Le 28 décembre dernier, l’Espagne a mis fin à la phase de transposition de la directive 2014/95 en promulguant la Loi 11/2018¹. Cette loi a modifié le Code du commerce, la Loi sur les Sociétés de Capitaux et les normes régissant la comptabilité.

Pour l’essentiel, cette loi transpose les dispositions qui concernent la publication d’informations non financières pour les sociétés de taille importante, et a pour objectif de renforcer la confiance des investisseurs, des consommateurs et de la société en général dans le monde entrepreneurial. La loi introduit également des modifications du droit des sociétés qui ne figuraient pas dans la directive.

Les Etats Membres avaient jusqu’au 6 décembre 2016 pour transposer la directive. La France a transposé cette directive durant l’été 2017 par une Ordonnance du 19 juillet 2017² et un Décret du 9 août 2017³. Le droit français comportait déjà un cadre réglementaire détaillé en matière de reporting extra-financier, codifié à l’article L. 225-102-1 du code de commerce. L’Espagne était donc en retard, retard aujourd’hui rattrapé.

Nous analyserons ci-après les principaux changements sociétaires et comptables applicables en droit espagnol depuis le début de l’année 2019.

Les dispositions du Code du commerce disposent que les sociétés (i) comptant en moyenne plus de 500 salariés; (ii) considérées d’intérêt général ou (iii) pour lesquelles, durant deux exercices consécutifs, (a) l’actif total est supérieur à 20 millions d’euros ou (b) le chiffre d’affaires annuel net consolidé dépasse les 40 millions d’euros ou (c) le nombre moyen de salariés dépasse les 250, doivent inclure certaines informations non financières dans leur rapport annuel de gestion pour les exercices sociaux débutés à compter du 1er janvier 2018. Ces informations non financières doivent inclure les questions environnementales et sociales, les informations sur les droits de l’homme, la lutte contre la corruption et sur le fonctionnement de la société elle-même (mode d’embauche, engagement pour un développement durable, etc.). Ces informations non financières doivent être publiées séparément du rapport de gestion comptable que toute société doit présenter dans ses comptes annuels.
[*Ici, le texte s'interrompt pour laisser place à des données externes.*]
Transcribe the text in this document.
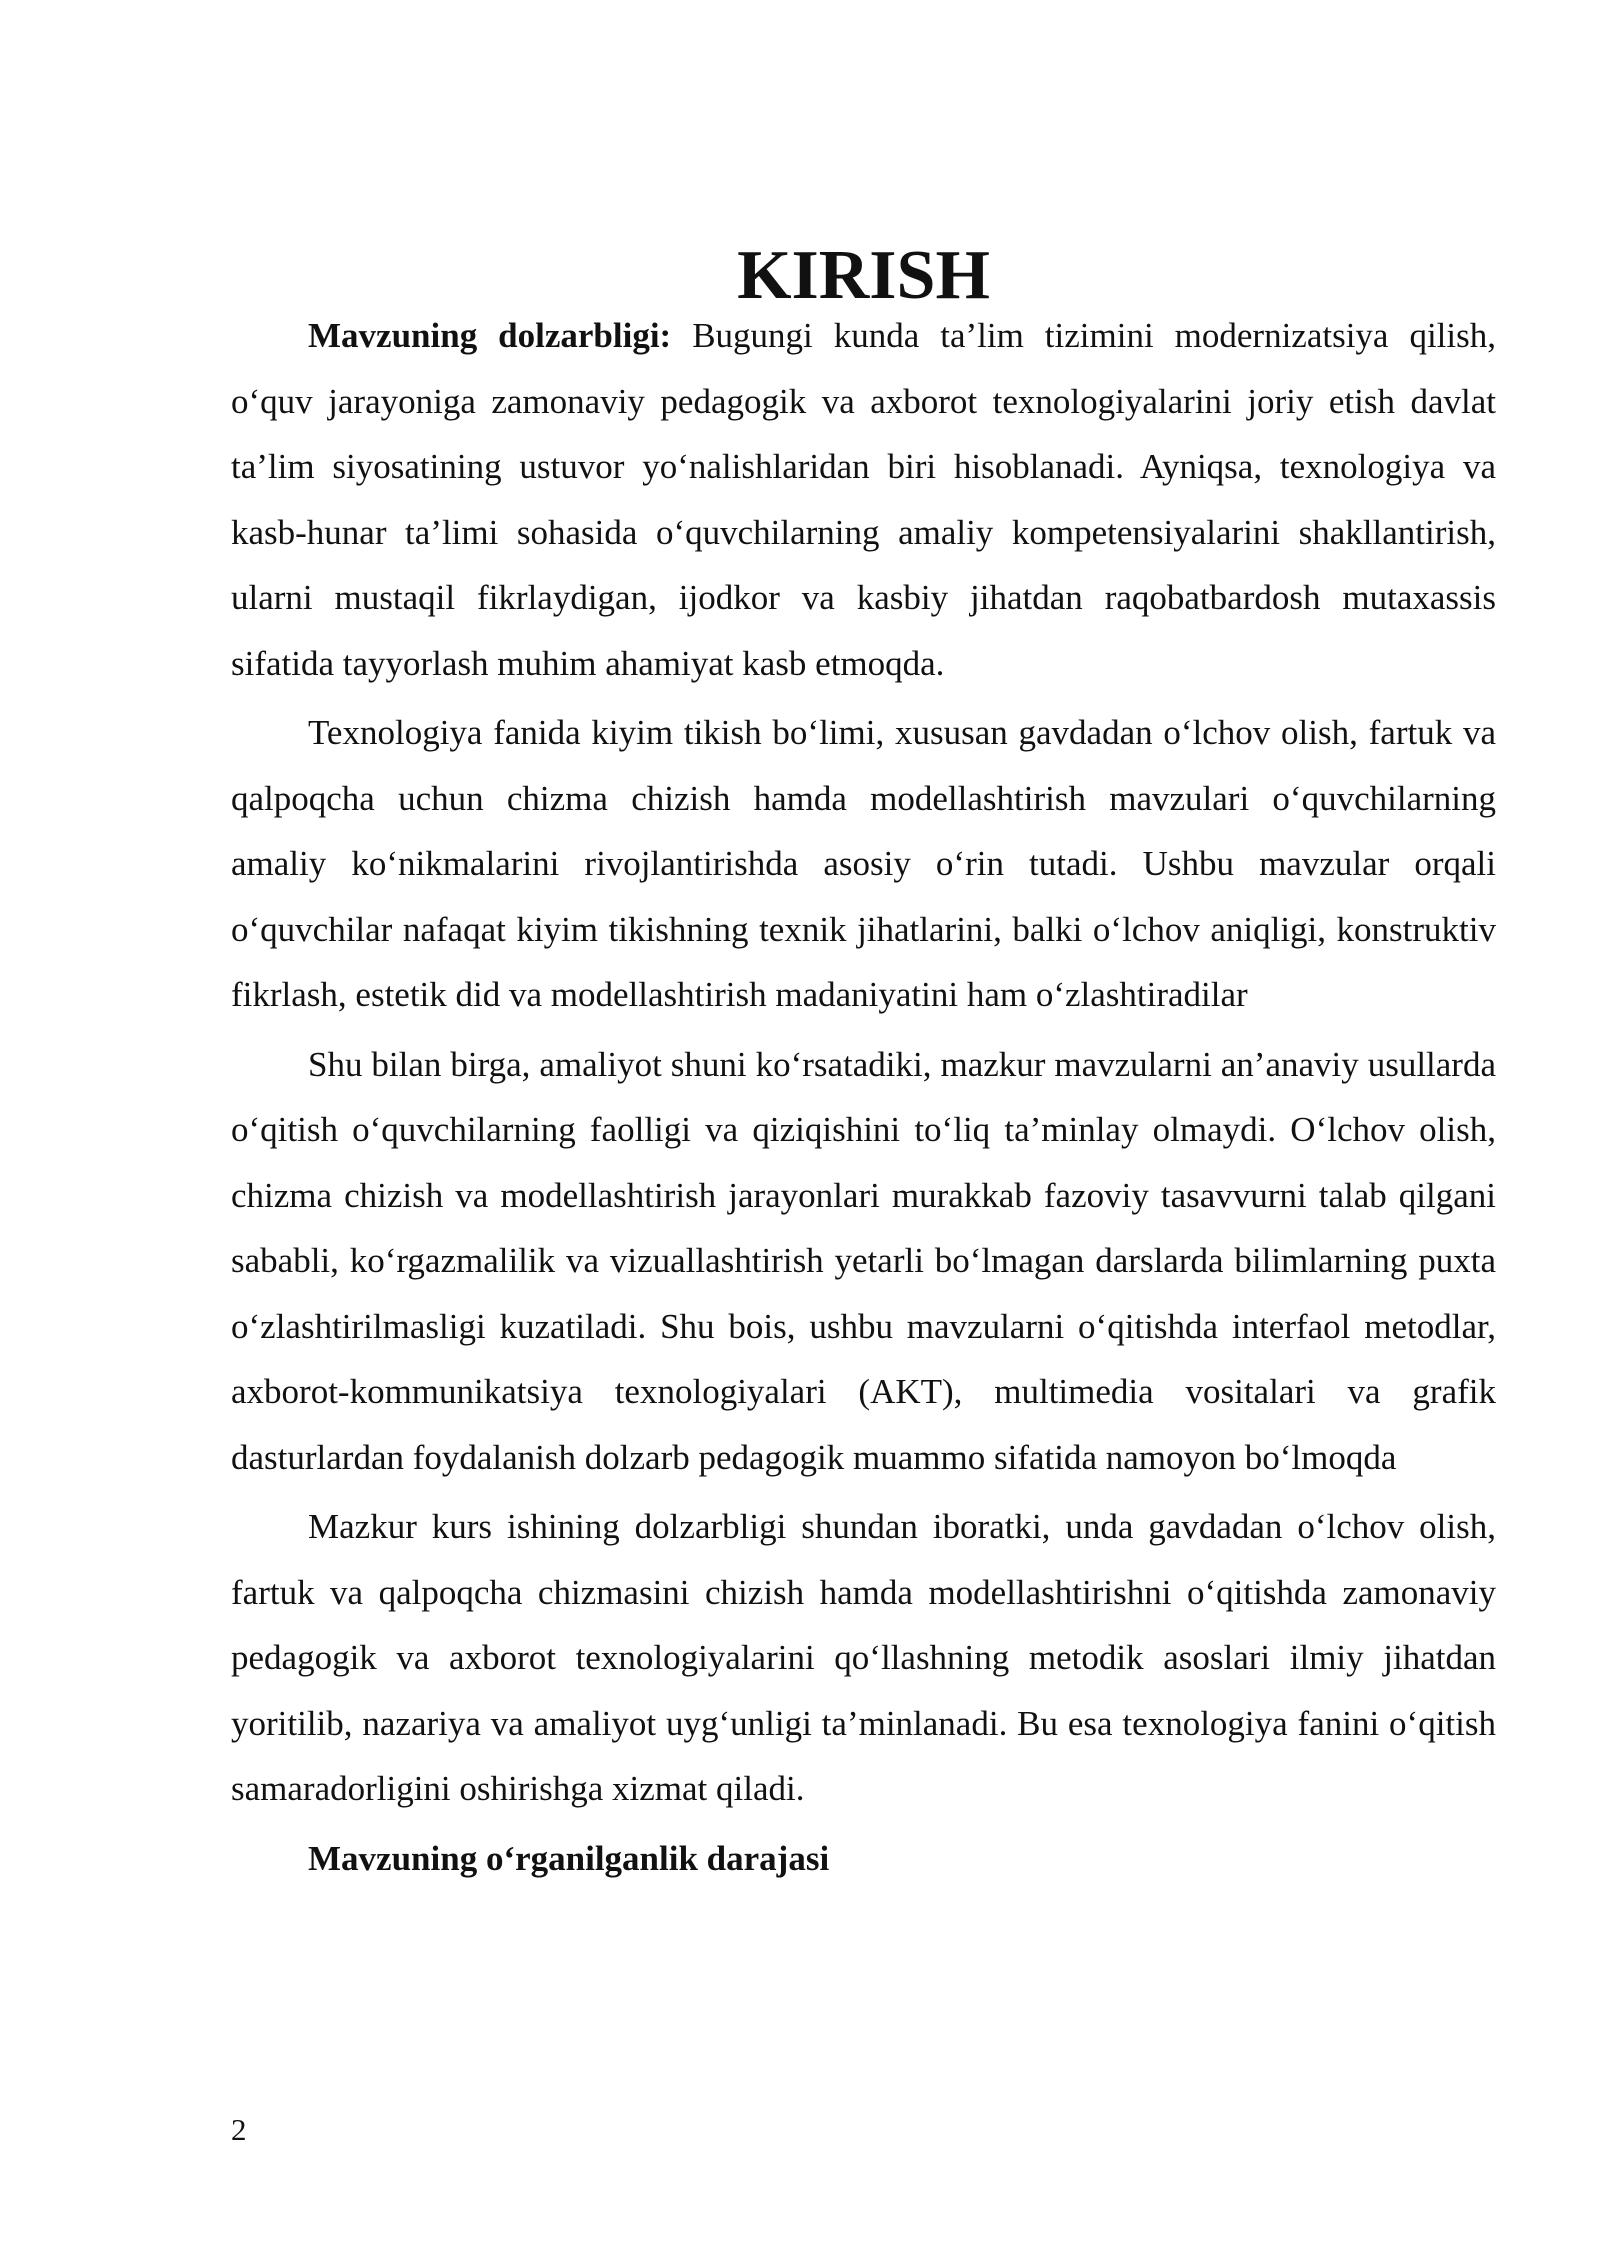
KIRISH

Mavzuning dolzarbligi: Bugungi kunda ta’lim tizimini modernizatsiya qilish, o‘quv jarayoniga zamonaviy pedagogik va axborot texnologiyalarini joriy etish davlat ta’lim siyosatining ustuvor yo‘nalishlaridan biri hisoblanadi. Ayniqsa, texnologiya va kasb-hunar ta’limi sohasida o‘quvchilarning amaliy kompetensiyalarini shakllantirish, ularni mustaqil fikrlaydigan, ijodkor va kasbiy jihatdan raqobatbardosh mutaxassis sifatida tayyorlash muhim ahamiyat kasb etmoqda.

Texnologiya fanida kiyim tikish bo‘limi, xususan gavdadan o‘lchov olish, fartuk va qalpoqcha uchun chizma chizish hamda modellashtirish mavzulari o‘quvchilarning amaliy ko‘nikmalarini rivojlantirishda asosiy o‘rin tutadi. Ushbu mavzular orqali o‘quvchilar nafaqat kiyim tikishning texnik jihatlarini, balki o‘lchov aniqligi, konstruktiv fikrlash, estetik did va modellashtirish madaniyatini ham o‘zlashtiradilar

Shu bilan birga, amaliyot shuni ko‘rsatadiki, mazkur mavzularni an’anaviy usullarda o‘qitish o‘quvchilarning faolligi va qiziqishini to‘liq ta’minlay olmaydi. O‘lchov olish, chizma chizish va modellashtirish jarayonlari murakkab fazoviy tasavvurni talab qilgani sababli, ko‘rgazmalilik va vizuallashtirish yetarli bo‘lmagan darslarda bilimlarning puxta o‘zlashtirilmasligi kuzatiladi. Shu bois, ushbu mavzularni o‘qitishda interfaol metodlar, axborot-kommunikatsiya texnologiyalari (AKT), multimedia vositalari va grafik dasturlardan foydalanish dolzarb pedagogik muammo sifatida namoyon bo‘lmoqda

Mazkur kurs ishining dolzarbligi shundan iboratki, unda gavdadan o‘lchov olish, fartuk va qalpoqcha chizmasini chizish hamda modellashtirishni o‘qitishda zamonaviy pedagogik va axborot texnologiyalarini qo‘llashning metodik asoslari ilmiy jihatdan yoritilib, nazariya va amaliyot uyg‘unligi ta’minlanadi. Bu esa texnologiya fanini o‘qitish samaradorligini oshirishga xizmat qiladi.

Mavzuning o‘rganilganlik darajasi

2
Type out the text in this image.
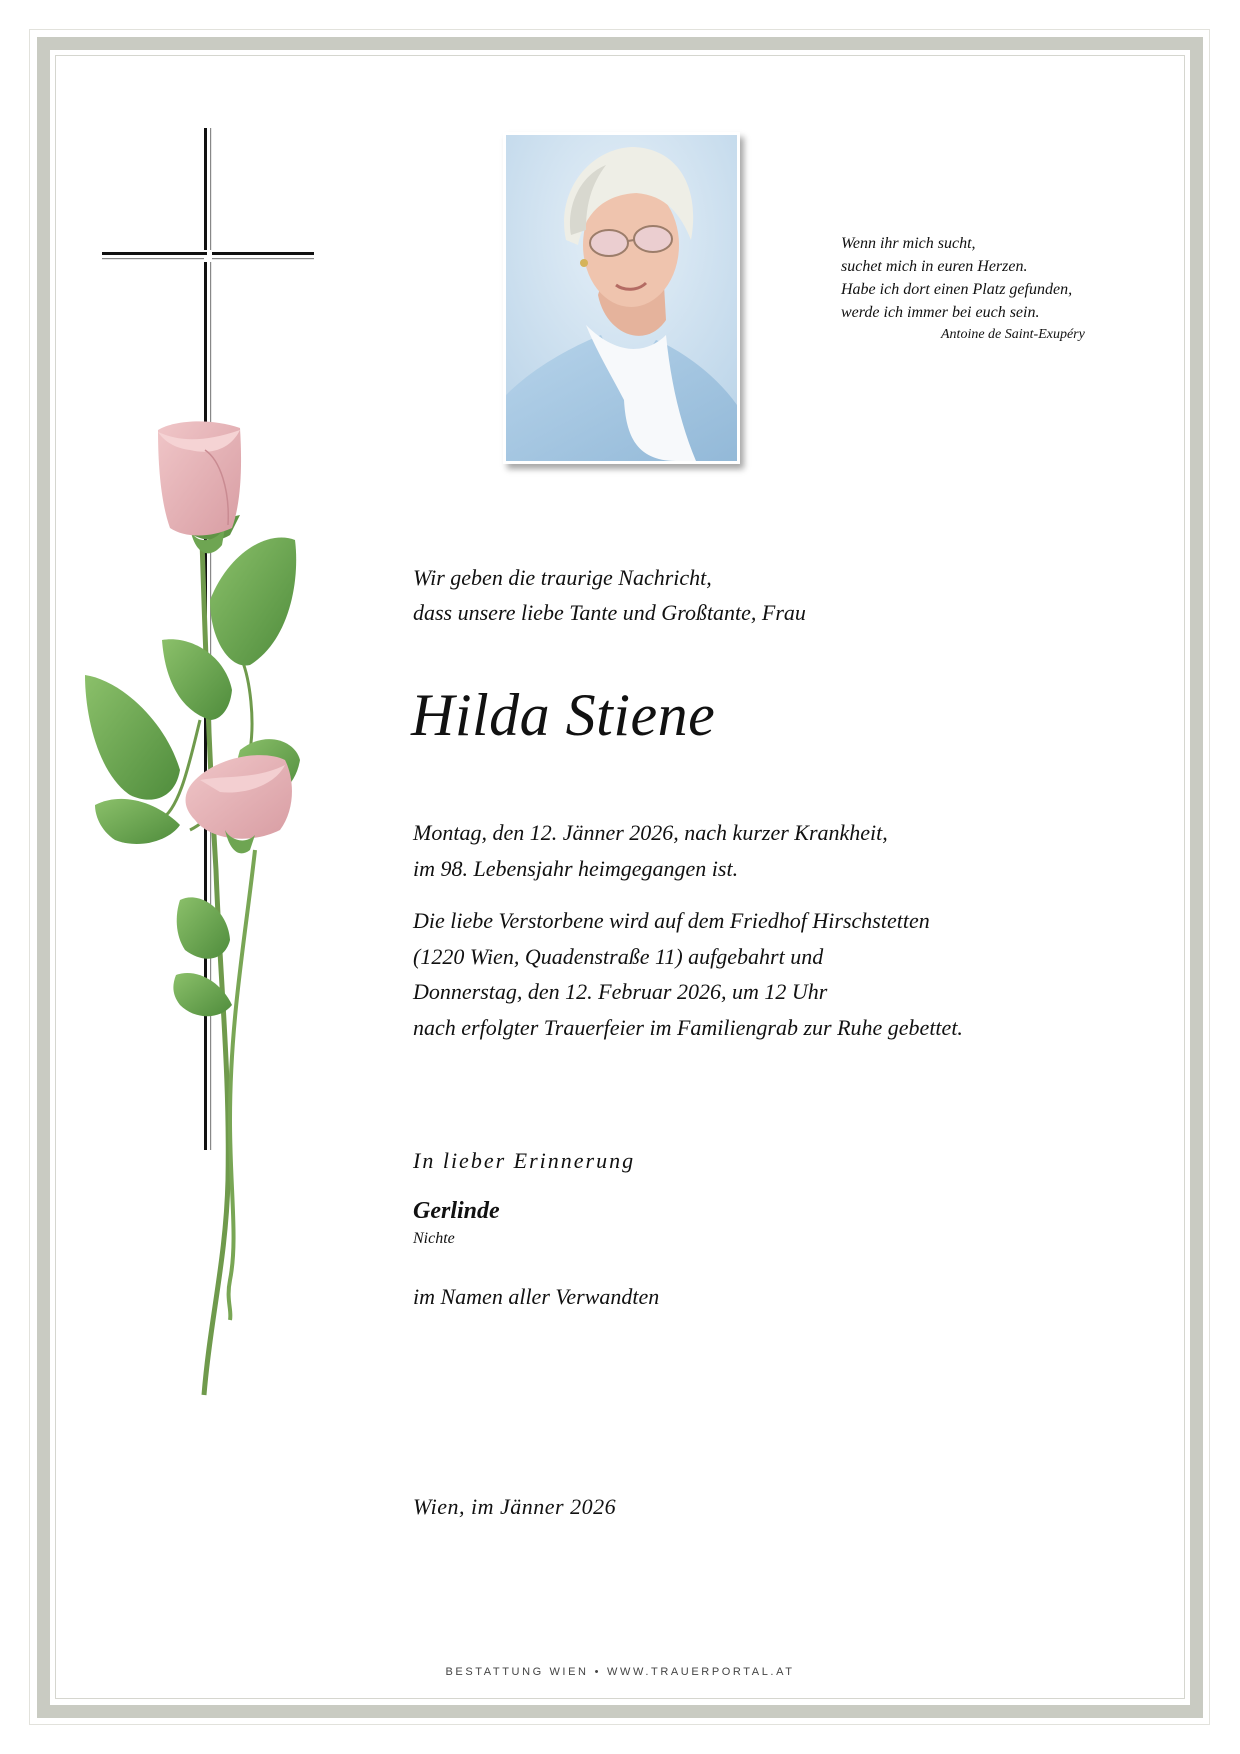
Wenn ihr mich sucht,
suchet mich in euren Herzen.
Habe ich dort einen Platz gefunden,
werde ich immer bei euch sein.
Antoine de Saint-Exupéry
Wir geben die traurige Nachricht,
dass unsere liebe Tante und Großtante, Frau
Hilda Stiene
Montag, den 12. Jänner 2026, nach kurzer Krankheit,
im 98. Lebensjahr heimgegangen ist.
Die liebe Verstorbene wird auf dem Friedhof Hirschstetten
(1220 Wien, Quadenstraße 11) aufgebahrt und
Donnerstag, den 12. Februar 2026, um 12 Uhr
nach erfolgter Trauerfeier im Familiengrab zur Ruhe gebettet.
In lieber Erinnerung
Gerlinde
Nichte
im Namen aller Verwandten
Wien, im Jänner 2026
BESTATTUNG WIEN • WWW.TRAUERPORTAL.AT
Par ailleurs, à partir de 2019, lors des constitutions de sociétés à responsabilité limitée, il ne sera plus nécessaire de prouver que les apports monétaires ont été réalisés (jusqu’à présent une attestation bancaire que le montant du capital social avait été déposé par les associés devait être présenté au notaire qui formalisait la constitution). En cas de non attestation du dépôt du montant du capital social, les associés-fondateurs répondront solidairement face à la société et aux créanciers sociaux du montant du capital social. Cette disposition simplifie les formalités de création de sociétés et en raccourcit les délais, mais son application ne sera recommandée que dans le cas où le montant du capital social de la société nouvellement constituée n’est pas très élevé, afin que la responsabilité solidaire des associés/actionnaires ne risque pas d’être trop lourde de conséquences pour les associés.

Un autre apport de la loi est l’inclusion d’un nouveau paragraphe concernant la distribution des dividendes. Celui-ci établit que tant dans les sociétés à responsabilité limitée que dans les sociétés anonymes, la période maximale pendant laquelle les dividendes devront être versés aux actionnaires sera de douze mois à compter de la date de la décision de l’assemblée générale. Il est donc fixé un délai alors qu’aucun délai maximal n’était précédemment prévu pour cette disposition.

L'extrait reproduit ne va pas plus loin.